At the end of the course students should be able to:

  • Communicate in correct and fluid Spanish in informal and formal situations
  • Use the Imperative, the Future tense and the Past tenses
  • Give their opinions about topics associated with Spanish speaking countries.

Developmental Outcomes

By the end of this course, students will be able to communicate in correct and fluid Spanish in a variety of social situations.

Spanish III

Credits: 3.0 /ECTS: 6.0

Descripción general

El siguiente curso está orientado a seguir profundizando los conocimientos gramaticales y lingüísticos en el idioma Español. Las clases se enfocan en desarrollar todas las habilidades comunicativas de la lengua, siguiendo el lineamiento del Marco Europeo de Referencia para las lenguas (MCER) / Common European Framework of Reference for Languages (CEFR) como un estándar internacional para comprobar los niveles de comprensión de los alumnos y su uso oral y escrito del Español.

Los estudiantes analizaran la lengua tanto desde el punto de vista del Español Rioplatense (hablado en Argentina y Uruguay) como del Español Peninsular (Hablado en España)

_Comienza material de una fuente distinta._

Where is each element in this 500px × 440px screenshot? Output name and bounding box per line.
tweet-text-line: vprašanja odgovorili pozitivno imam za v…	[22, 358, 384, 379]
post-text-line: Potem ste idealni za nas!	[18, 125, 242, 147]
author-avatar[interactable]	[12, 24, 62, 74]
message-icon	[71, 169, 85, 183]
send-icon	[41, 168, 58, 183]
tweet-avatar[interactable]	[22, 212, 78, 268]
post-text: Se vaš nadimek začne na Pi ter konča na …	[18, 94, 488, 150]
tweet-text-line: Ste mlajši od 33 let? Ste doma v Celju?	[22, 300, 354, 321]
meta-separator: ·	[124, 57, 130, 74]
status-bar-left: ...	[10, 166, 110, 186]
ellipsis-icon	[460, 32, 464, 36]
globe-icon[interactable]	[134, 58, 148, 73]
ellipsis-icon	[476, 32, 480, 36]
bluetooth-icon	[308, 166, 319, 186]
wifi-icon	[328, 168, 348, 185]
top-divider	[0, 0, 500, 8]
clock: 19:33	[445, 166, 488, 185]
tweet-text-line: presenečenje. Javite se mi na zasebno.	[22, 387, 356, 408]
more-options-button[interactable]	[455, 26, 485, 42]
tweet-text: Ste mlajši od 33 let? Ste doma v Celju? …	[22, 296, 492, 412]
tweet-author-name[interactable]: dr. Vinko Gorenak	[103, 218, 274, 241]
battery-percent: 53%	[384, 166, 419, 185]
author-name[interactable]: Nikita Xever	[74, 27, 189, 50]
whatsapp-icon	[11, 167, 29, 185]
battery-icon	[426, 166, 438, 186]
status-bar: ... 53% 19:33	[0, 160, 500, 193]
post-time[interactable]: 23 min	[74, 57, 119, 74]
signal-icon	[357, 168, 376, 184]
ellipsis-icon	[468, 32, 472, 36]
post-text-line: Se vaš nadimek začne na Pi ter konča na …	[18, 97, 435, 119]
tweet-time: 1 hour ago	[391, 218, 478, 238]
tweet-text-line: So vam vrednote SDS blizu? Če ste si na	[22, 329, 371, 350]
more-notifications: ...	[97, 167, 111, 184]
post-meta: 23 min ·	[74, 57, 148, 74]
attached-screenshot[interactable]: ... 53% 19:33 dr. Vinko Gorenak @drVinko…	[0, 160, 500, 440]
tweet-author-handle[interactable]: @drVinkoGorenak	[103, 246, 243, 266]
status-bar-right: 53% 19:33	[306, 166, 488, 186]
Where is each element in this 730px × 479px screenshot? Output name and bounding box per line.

Objetivos y competencias lingüísticas

Para lograr este objetivo general, el curso se propone los siguientes objetivos particulares:

Que el alumno logre:

  • Comprender los puntos principales de textos claros y en lengua estándar si tratan sobre cuestiones que le son conocidas, ya sea en situaciones de trabajo, de estudio o de ocio.
  • Entender textos básicos literarios y/o culturales.
  • Saber desenvolverse en la mayor parte de las situaciones que pueden surgir durante un viaje por zonas donde se utiliza la lengua.
  • Ser capaz de producir textos sencillos y coherentes sobre temas que le son familiares o en los que tiene un interés personal.
  • Describir experiencias, acontecimientos, deseos y aspiraciones, así como justificar brevemente sus opiniones o explicar sus planes.
  • Aproximarse al uso del subjuntivo presente.
  • Diferenciar usos de indicativo y subjuntivo.
  • Conocer y aplicar el uso del condicional («podría, cantaría, etc.»).
  • Comprender los usos del Pretérito pluscuamperfecto.
  • Implementar el uso de la Voz pasiva de presente.
  • Utilizar adecuadamente en sus redacciones y conversaciones verbos de opinión, pensamiento, creencia, etc.
  • Diferenciar el «se» impersonal y reflexivo.
  • Reforzar el uso de pronombres de Objeto Directo y Objeto Indirecto combinados.
  • Utilizar en sus producciones orales y escritas cláusulas condicionales básicas (período real presente: «si llueve, salgo a pasear»).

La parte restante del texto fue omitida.